Standard Chartered CEO ‘absolutely’ pleased with pace of turnaround, but says there is more to do
- Lender has reshaped itself around cross-border transactions, affluent client businesses
- Hopes to draw a line under regulatory scrutiny
Bill Winters, the Standard Chartered chief executive, says he is “absolutely” happy with progress the emerging markets lender has made and believes it is heading in the right direction.
Nearly four years since he took the top job at the bank, Standard Chartered is profitable, has a less risky loan portfolio and has dramatically revamped its financial crime controls as it faced pressure from regulators in the United States, the United Kingdom and other parts of the world.
But, the 57-year-old executive continues to hear from critics about not hitting a bank target for a return on tangible equity of 8 per cent by the end of last year.
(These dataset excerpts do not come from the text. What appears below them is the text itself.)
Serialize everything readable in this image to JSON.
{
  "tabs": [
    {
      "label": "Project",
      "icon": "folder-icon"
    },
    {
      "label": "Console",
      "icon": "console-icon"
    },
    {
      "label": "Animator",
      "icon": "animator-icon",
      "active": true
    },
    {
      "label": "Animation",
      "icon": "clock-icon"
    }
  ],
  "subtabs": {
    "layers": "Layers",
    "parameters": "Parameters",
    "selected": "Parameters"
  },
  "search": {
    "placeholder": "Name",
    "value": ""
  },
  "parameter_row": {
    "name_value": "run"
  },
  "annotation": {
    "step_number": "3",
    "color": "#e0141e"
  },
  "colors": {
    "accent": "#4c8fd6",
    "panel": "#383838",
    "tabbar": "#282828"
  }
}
“You can explain it to the end of time, but what we said at the time was in this particular scenario, which has the economy growing at a certain rate and interest rates moving at this trajectory and currencies moving at this way, etc, in that scenario we get to 8 per cent – if we do all of that great stuff,” Winters tells the South China Morning Post.
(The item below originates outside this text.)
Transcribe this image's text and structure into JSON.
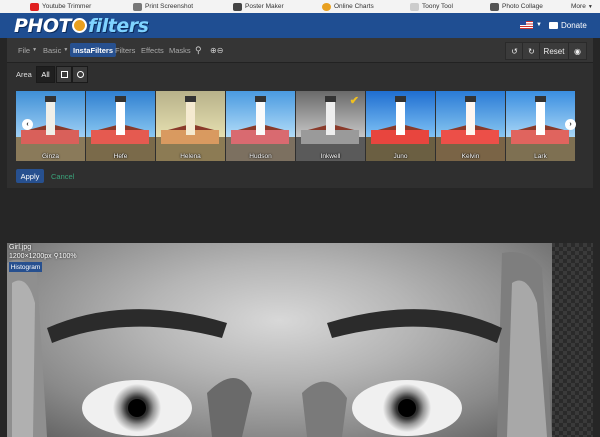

“We did all the good stuff, but the economy grew at half that pace, the [yuan] devalued, the pace of US interest rates was two years slower than we anticipated,” he says. “You can criticise us for forecasting badly, but, at the time in 2015, we were criticised for being too cautious. It turned out we were not cautious enough.”
During the financial crisis, Standard Chartered was one of the world’s better-performing banks, but the shine came off as emerging markets weakened in subsequent years and regulators accused the bank of having faulty financial crime controls in 2012.